Judge Emmet Sullivan has appointed former U.S. district judge for the Eastern District of New York, John Gleeson to argue against the dismissal of the Justice Department's case against Mike Flynn. According to the second paragraph of the filing, Sullivan directs Gleeson to address whether Flynn should be held in criminal contempt for perjury, one lawyer pointed out.
Sullivan appoints retired judge John Gleeson to argue against the dismissal of the Flynn case. https://t.co/gDR0Wfwtlj— southpaw (@southpaw)1589409703.0
The nomination of Gleeson is an interesting choice, because in an editorial for the Washington Post just days ago, Gleeson explained that the case wasn't over simply because the DOJ dropped the charges.

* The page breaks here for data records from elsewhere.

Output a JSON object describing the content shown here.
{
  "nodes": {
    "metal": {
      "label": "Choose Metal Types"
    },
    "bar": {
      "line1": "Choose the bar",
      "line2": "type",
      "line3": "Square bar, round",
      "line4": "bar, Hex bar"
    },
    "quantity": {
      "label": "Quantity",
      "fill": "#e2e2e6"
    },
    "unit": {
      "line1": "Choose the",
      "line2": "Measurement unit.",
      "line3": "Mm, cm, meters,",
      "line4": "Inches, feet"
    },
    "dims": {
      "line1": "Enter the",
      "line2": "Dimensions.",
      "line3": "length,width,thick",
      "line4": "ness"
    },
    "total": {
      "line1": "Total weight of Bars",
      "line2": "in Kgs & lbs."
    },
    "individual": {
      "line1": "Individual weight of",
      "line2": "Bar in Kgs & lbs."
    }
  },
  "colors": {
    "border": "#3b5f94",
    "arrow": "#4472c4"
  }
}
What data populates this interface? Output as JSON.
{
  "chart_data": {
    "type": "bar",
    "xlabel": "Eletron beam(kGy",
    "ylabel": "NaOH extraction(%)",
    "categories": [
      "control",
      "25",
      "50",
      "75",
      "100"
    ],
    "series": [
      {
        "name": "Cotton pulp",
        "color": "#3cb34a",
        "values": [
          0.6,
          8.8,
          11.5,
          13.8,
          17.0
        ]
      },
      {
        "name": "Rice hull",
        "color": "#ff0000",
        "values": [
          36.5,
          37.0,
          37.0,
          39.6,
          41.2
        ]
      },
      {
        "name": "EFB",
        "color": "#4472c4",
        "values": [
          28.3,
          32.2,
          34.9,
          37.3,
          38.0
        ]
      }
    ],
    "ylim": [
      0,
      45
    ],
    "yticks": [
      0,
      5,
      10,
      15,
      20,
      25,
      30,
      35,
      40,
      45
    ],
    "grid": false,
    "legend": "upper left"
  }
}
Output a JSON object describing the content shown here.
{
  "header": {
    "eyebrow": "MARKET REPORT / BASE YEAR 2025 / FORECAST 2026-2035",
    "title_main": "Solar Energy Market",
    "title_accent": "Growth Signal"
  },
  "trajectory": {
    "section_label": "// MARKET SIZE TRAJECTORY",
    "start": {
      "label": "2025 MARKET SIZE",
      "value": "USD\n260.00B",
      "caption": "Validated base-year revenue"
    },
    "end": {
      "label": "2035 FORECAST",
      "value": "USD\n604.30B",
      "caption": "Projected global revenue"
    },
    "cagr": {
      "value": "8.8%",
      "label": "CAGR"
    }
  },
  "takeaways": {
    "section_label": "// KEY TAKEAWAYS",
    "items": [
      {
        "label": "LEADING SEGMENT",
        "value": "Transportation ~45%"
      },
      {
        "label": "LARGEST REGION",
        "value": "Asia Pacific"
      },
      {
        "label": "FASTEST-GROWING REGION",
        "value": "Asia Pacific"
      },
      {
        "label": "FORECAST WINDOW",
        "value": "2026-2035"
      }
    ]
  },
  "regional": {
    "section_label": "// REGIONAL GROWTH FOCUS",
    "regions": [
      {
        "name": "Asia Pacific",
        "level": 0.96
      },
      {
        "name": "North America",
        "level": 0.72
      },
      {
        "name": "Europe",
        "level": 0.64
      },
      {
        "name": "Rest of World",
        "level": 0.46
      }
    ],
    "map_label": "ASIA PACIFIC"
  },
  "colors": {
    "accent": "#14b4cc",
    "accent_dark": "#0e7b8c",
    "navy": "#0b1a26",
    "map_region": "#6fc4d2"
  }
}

"The Justice Department’s move to dismiss the prosecution of former national security adviser Michael Flynn does not need to be the end of the case — and it shouldn’t be," wrote Gleeson along with acting Attorney General for the criminal division David O'Neil and former assistant DA Marshall Miller. "The Justice Department has made conflicting statements to the federal judge overseeing the case, Emmet G. Sullivan. He has the authority, the tools and the obligation to assess the credibility of the department’s stated reasons for abruptly reversing course."
"The department’s motion to dismiss the Flynn case is actually just a request — one that requires 'leave of the court' before it is effective," the editorial continued. "The executive branch has unreviewable authority to decide whether to prosecute a case. But once it secures an indictment, the proceedings necessarily involve the judicial branch. And the law provides that the court — not the executive branch — decides whether an indictment may be dismissed. The responsible exercise of that authority is particularly important here, where a defendant’s plea of guilty has already been accepted. Government motions to dismiss at this stage are virtually unheard of."